Abstract

Introduction: Ischemia and nonobstructive coronary artery disease (INOCA) may be caused by coronary microvascular dysfunction (CMD), but coronary function testing for CMD is not routinely performed. Consensus statements include coronary flow reserve (CFR), an index of microcirculatory resistance (IMR), or coronary slow flow by corrected TIMI frame count (cTFC) >25 as diagnostic for CMD. However, correlations between cTFC and invasive parameters of CMD are uncertain. Methods: Adults age ≥ 18 with INOCA (<50% stenosis by invasive coronary angiography in all major epicardial coronary arteries) were prospectively enrolled. cTFC was measured from baseline angiography of the left anterior descending artery. Invasive coronary function testing using thermodilution techniques was performed to identify CMD, defined by IMR≥25 and/or CFR<2.5. Relationships between cTFC and invasively derived CMD were evaluated. Results: Ninety-seven patients (mean age 60.4 ± 11 years; 80% female) underwent assessment; coronary slow flow was present in 46%. Coronary slow flow (cTFC>25) had a sensitivity of 50%, a specificity of 57%, a positive predictive value of 53%, and a negative predictive value of 54% to identify CMD defined by IMR and/or CFR. cTFC weakly correlated with IMR (r=0.40, p<0.001) and was not correlated with CFR (Pearson r=-0.03, p=0.73).

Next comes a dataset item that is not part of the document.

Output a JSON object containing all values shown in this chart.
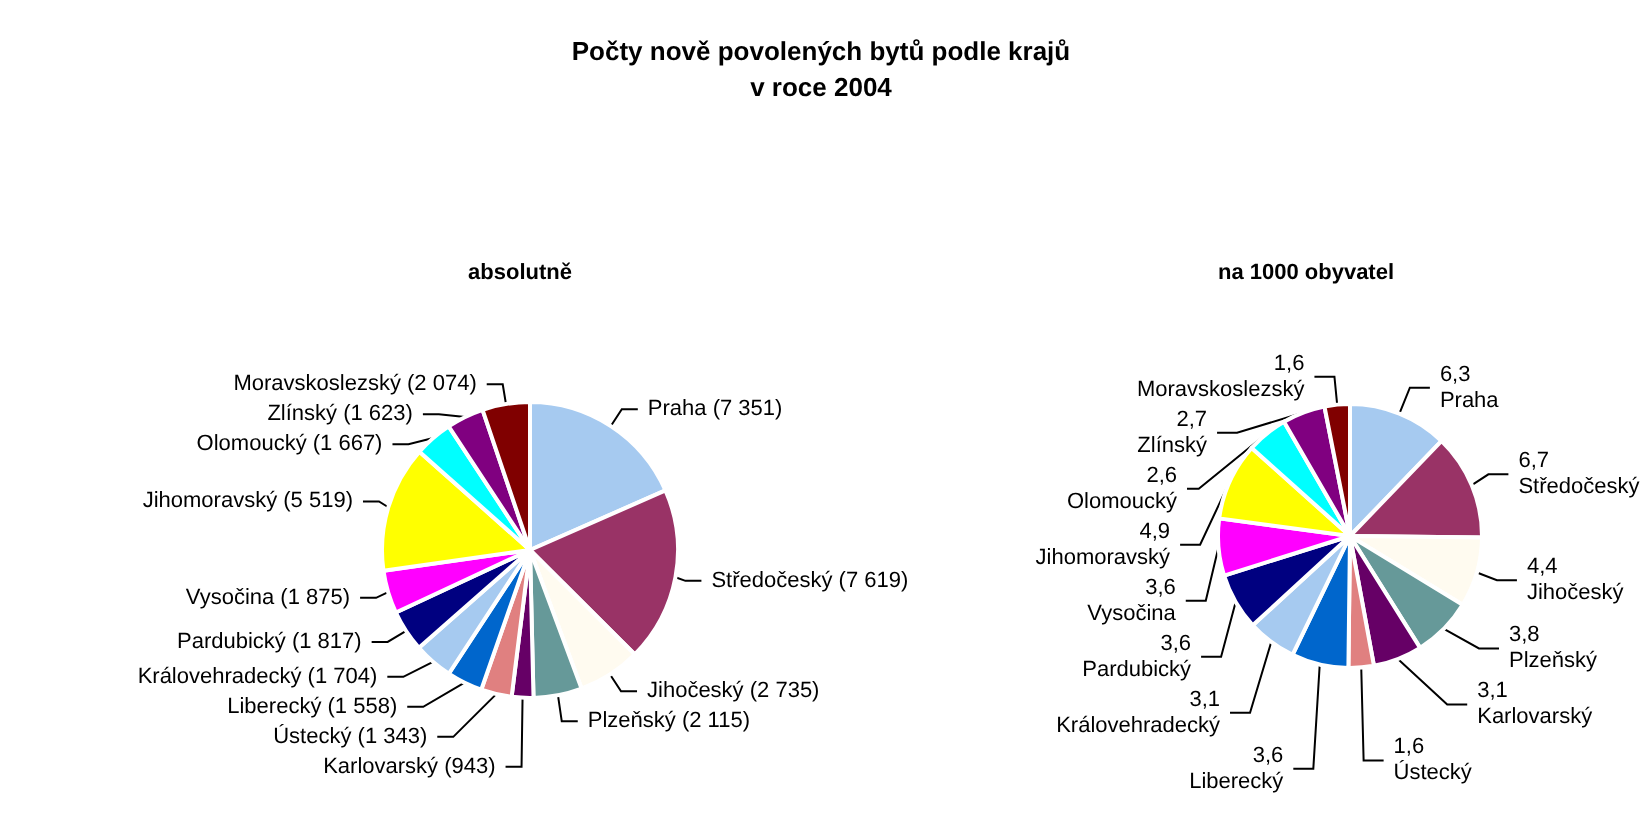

Areas under the receiver operating characteristic curves were calculated for cTFC to identify abnormal IMR (AUC = 0.64), CFR (AUC = 0.55), CMD (AUC = 0.59), and CMD endotypes of abnormal IMR with normal CFR (AUC = 0.65), abnormal CFR with normal IMR (AUC = 0.58), abnormal IMR and CFR (AUC = 0.54). Conclusions: Coronary slow flow by angiography was not a reliable indicator of CMD defined by abnormal IMR and/or CFR. Correlations between cTFC and IMR were poor and no correlation with CFR was observed. These findings raise questions regarding the relevance of coronary slow flow at baseline to assess microvascular pathology causing INOCA.